Lo primero que hace una familia o una empresa cuando disminuyen los ingresos o existe un desfase económico en su balance, es rebajar los gastos, ver cuáles son los que se puede prescindir, hasta equilibrar las cuentas. Así fue en todas las crisis y así es en la actualidad donde, aunque no hayan disminuido las percepciones, la subida de los precios ha provocado un desequilibrio deficitario en los hogares.

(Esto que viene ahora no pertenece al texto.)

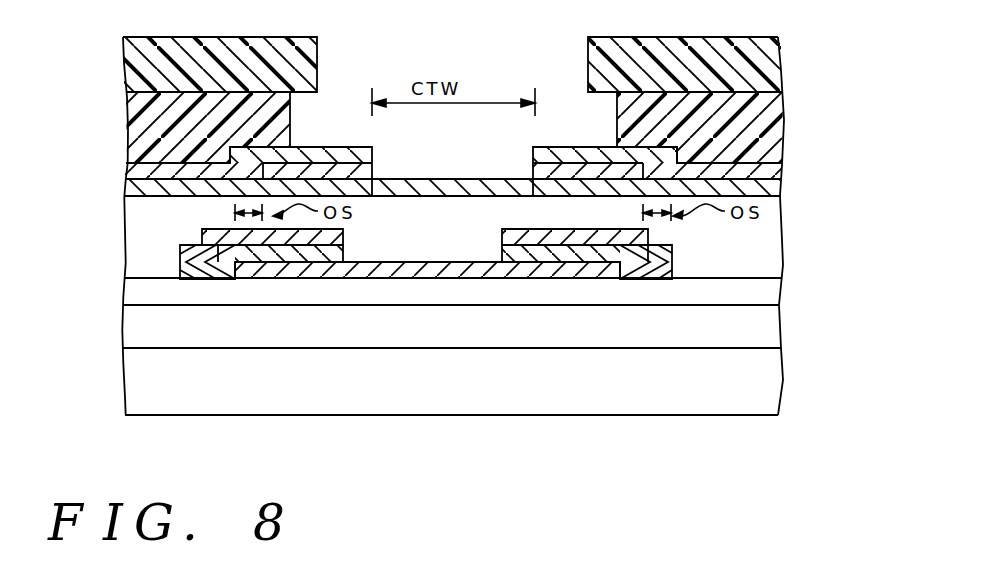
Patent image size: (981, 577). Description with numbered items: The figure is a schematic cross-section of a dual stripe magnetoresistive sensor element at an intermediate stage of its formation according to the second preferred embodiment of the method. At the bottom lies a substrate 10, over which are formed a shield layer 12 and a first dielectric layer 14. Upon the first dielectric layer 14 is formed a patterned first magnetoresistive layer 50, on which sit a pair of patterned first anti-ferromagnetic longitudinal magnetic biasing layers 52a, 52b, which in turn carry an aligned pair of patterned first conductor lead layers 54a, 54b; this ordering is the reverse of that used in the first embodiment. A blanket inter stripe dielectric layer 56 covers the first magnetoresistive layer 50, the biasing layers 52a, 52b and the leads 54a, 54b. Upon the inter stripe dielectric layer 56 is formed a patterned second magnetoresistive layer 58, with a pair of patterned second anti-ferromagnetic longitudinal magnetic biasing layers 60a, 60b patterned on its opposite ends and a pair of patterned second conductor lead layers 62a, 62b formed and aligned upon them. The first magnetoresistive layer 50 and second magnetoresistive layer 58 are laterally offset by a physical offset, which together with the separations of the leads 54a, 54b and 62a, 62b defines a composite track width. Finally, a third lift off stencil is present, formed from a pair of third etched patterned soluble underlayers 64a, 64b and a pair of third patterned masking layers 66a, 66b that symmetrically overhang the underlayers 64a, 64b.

The substrate 10 is at (148, 376).
The shield layer 12 is at (148, 326).
The first dielectric layer 14 is at (148, 286).
The patterned first magnetoresistive layer 50 is at (365, 266).
The patterned first anti-ferromagnetic longitudinal magnetic biasing layer 52a is at (260, 250).
The patterned first anti-ferromagnetic longitudinal magnetic biasing layer 52b is at (647, 246).
The patterned first conductor lead layer 54a is at (201, 260).
The patterned first conductor lead layer 54b is at (560, 258).
The blanket inter stripe dielectric layer 56 is at (148, 233).
The patterned second magnetoresistive layer 58 is at (470, 185).
The patterned second anti-ferromagnetic longitudinal magnetic biasing layer 60a is at (150, 189).
The patterned second anti-ferromagnetic longitudinal magnetic biasing layer 60b is at (760, 190).
The patterned second conductor lead layer 62a is at (150, 172).
The patterned second conductor lead layer 62b is at (760, 173).
The third etched patterned soluble underlayer 64a is at (150, 136).
The third etched patterned soluble underlayer 64b is at (760, 137).
The third patterned masking layer 66a is at (150, 62).
The third patterned masking layer 66b is at (760, 60).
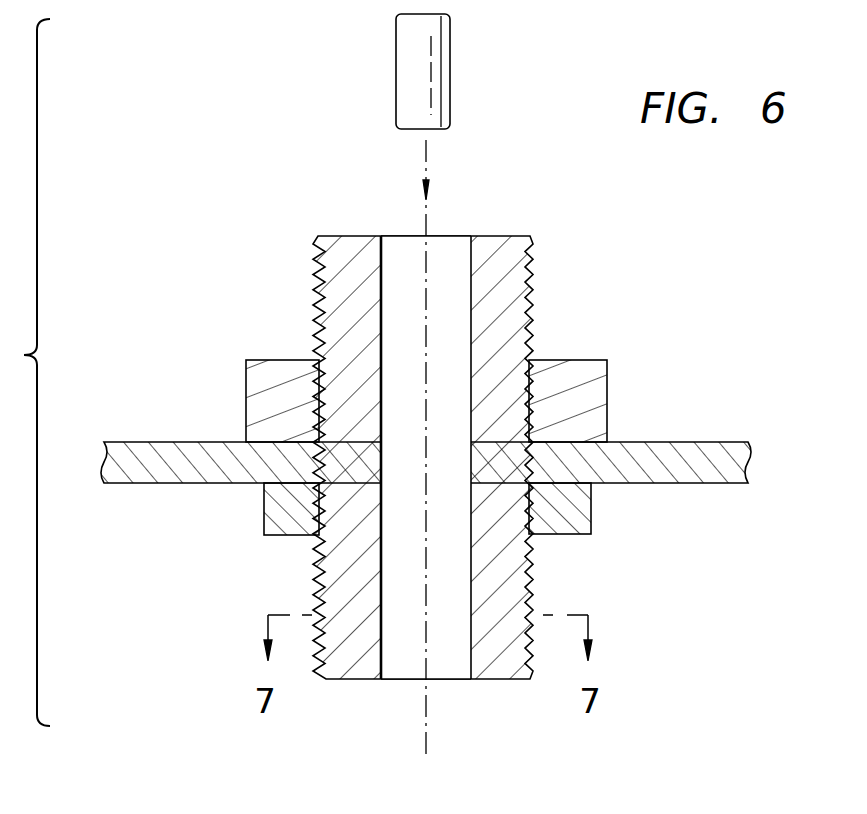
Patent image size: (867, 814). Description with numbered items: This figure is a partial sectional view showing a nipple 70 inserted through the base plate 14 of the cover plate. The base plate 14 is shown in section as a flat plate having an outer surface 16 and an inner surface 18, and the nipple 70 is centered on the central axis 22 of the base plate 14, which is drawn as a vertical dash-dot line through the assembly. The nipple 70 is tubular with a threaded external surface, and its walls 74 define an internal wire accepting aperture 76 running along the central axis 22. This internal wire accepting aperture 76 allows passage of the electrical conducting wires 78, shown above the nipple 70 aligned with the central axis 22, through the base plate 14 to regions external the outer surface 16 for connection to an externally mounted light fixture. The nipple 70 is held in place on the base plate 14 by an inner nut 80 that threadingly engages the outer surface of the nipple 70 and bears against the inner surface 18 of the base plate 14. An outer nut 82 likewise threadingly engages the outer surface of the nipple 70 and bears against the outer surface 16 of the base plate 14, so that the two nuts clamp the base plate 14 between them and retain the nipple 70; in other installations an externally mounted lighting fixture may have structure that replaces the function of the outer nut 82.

The base plate 14 is at (675, 483).
The outer surface 16 is at (610, 476).
The inner surface 18 is at (652, 441).
The central axis 22 is at (427, 721).
The nipple 70 is at (535, 283).
The walls 74 is at (385, 260).
The internal wire accepting aperture 76 is at (448, 258).
The electrical conducting wires 78 is at (450, 72).
The inner nut 80 is at (248, 358).
The outer nut 82 is at (262, 524).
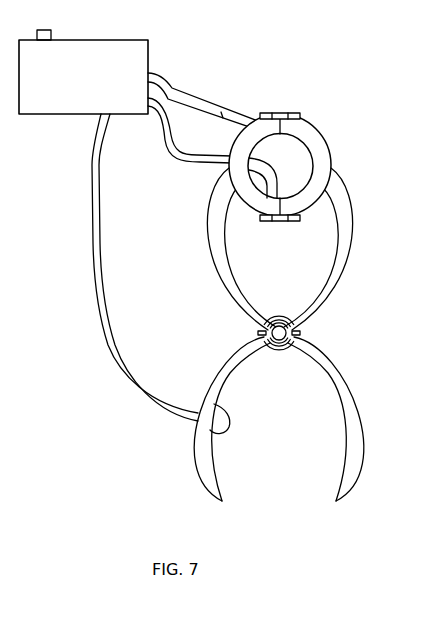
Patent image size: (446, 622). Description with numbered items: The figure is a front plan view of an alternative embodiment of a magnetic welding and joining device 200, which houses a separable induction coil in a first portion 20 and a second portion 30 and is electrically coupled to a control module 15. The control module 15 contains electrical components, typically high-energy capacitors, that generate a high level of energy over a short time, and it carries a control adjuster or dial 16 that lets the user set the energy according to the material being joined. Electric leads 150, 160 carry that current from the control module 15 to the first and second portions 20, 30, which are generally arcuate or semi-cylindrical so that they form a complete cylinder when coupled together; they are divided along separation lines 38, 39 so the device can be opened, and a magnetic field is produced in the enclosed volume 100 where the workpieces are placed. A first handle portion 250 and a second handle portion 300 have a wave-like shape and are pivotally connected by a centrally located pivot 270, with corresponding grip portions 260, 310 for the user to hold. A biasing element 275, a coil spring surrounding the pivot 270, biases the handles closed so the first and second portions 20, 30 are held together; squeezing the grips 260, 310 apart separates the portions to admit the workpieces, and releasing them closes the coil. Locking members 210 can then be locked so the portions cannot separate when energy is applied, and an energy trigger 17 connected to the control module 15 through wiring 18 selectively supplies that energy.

Esto que parece tan sencillo de comprender y tan fácil de ejecutar, brilla por su ausencia en la política practicada por el Gobierno socio-comunista de Pedro Sánchez. En un momento en que la energía –gas y electricidad–, la ausencia de materias primas, de cereales y demás, el Ejecutivo solo piensa en aumentar los impuestos aun a costa de perjudicar a la economía doméstica de los españoles y en absoluto rebajar el gasto ni modificar y retrasar partidas como algunos de los 20.000 millones de euros para el Ministerio de Irene Montero o los 400 para un «bono cultural» destinado a jóvenes que cumplan 18 años en 2022, precisamente quienes acceden al derecho a voto. Eso sí, sigue habiendo 22 Ministerios más Presidencia, 1.200 asesores contratados a dedo por poner ejemplos sobresalientes en este aspecto. Con semejante escenario, me complugo la propuesta de Alberto Núñez Feijóo que expuso en su entrevista del domingo en LA RAZÓN al ofrecerse a Pedro Sánchez para protagonizar un pacto sobre el «gasto público político y gasto público burocrático, improductivo».

La oferta, por su transcendencia, posibilita a Pedro Sánchez una doble vía para salvar este escenario de gran complicación: liberarse de las exigencias, tan inoportunas hoy, de Podemos, Esquerra, Bildu y, a la vez, apostar por el viraje necesario de cambiar la política practicada hasta ahora de incremento del gasto corriente, de la deuda y del déficit. Así es la vida.